Managing Delta Tables

Vacuuming tables

Vacuuming a table will delete any files that have been marked for deletion. This may make some past versions of a table invalid, so this can break time travel. However, it will save storage space. Vacuum will retain files in a certain window, by default one week, so time travel will still work in shorter ranges.

Delta tables usually don't delete old files automatically, so vacuuming regularly is considered good practice, unless the table is only appended to.

Use DeltaTable.vacuum to perform the vacuum operation. Note that to prevent accidental deletion, the function performs a dry-run by default: it will only list the files to be deleted. Pass dry_run=False to actually delete files.

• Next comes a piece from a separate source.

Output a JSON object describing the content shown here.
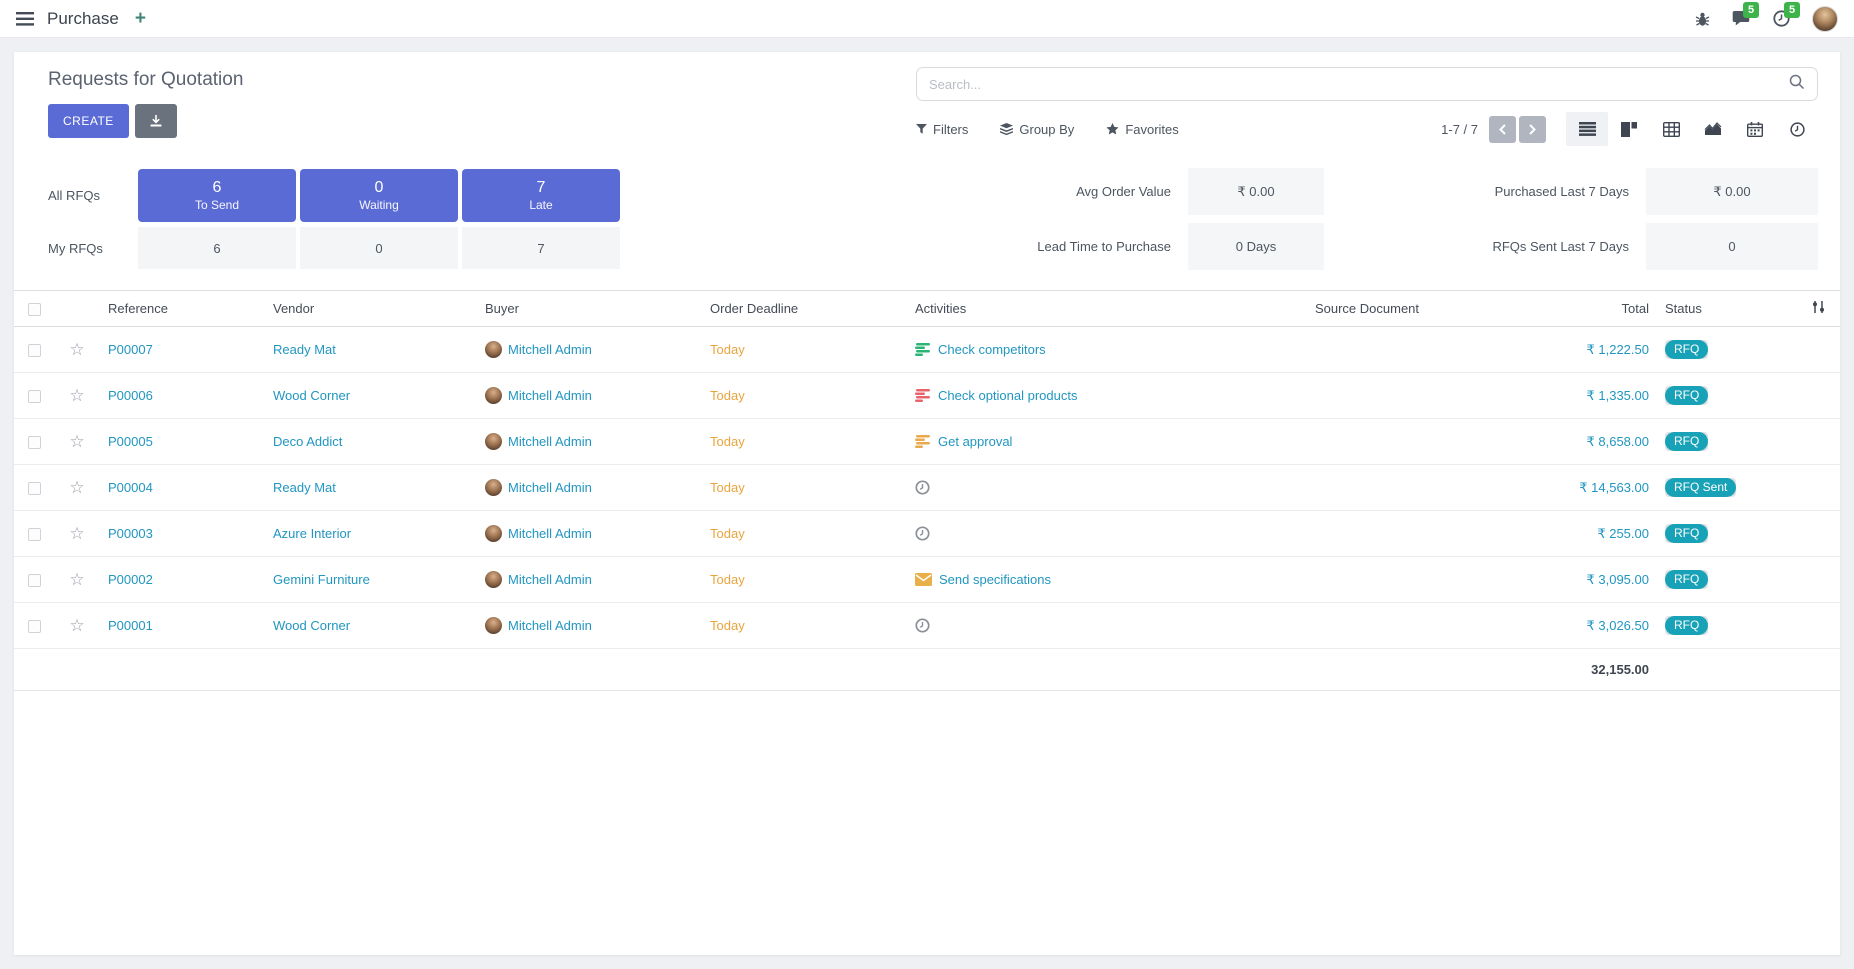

>>> dt = DeltaTable("../rust/tests/data/simple_table")
>>> dt.vacuum()
['../rust/tests/data/simple_table/part-00006-46f2ff20-eb5d-4dda-8498-7bfb2940713b-c000.snappy.parquet', 
 '../rust/tests/data/simple_table/part-00190-8ac0ae67-fb1d-461d-a3d3-8dc112766ff5-c000.snappy.parquet', 
 '../rust/tests/data/simple_table/part-00164-bf40481c-4afd-4c02-befa-90f056c2d77a-c000.snappy.parquet',
 ...]
>>> dt.vacuum(dry_run=False) # Don't run this unless you are sure!

Optimizing tables

Optimizing tables is not currently supported.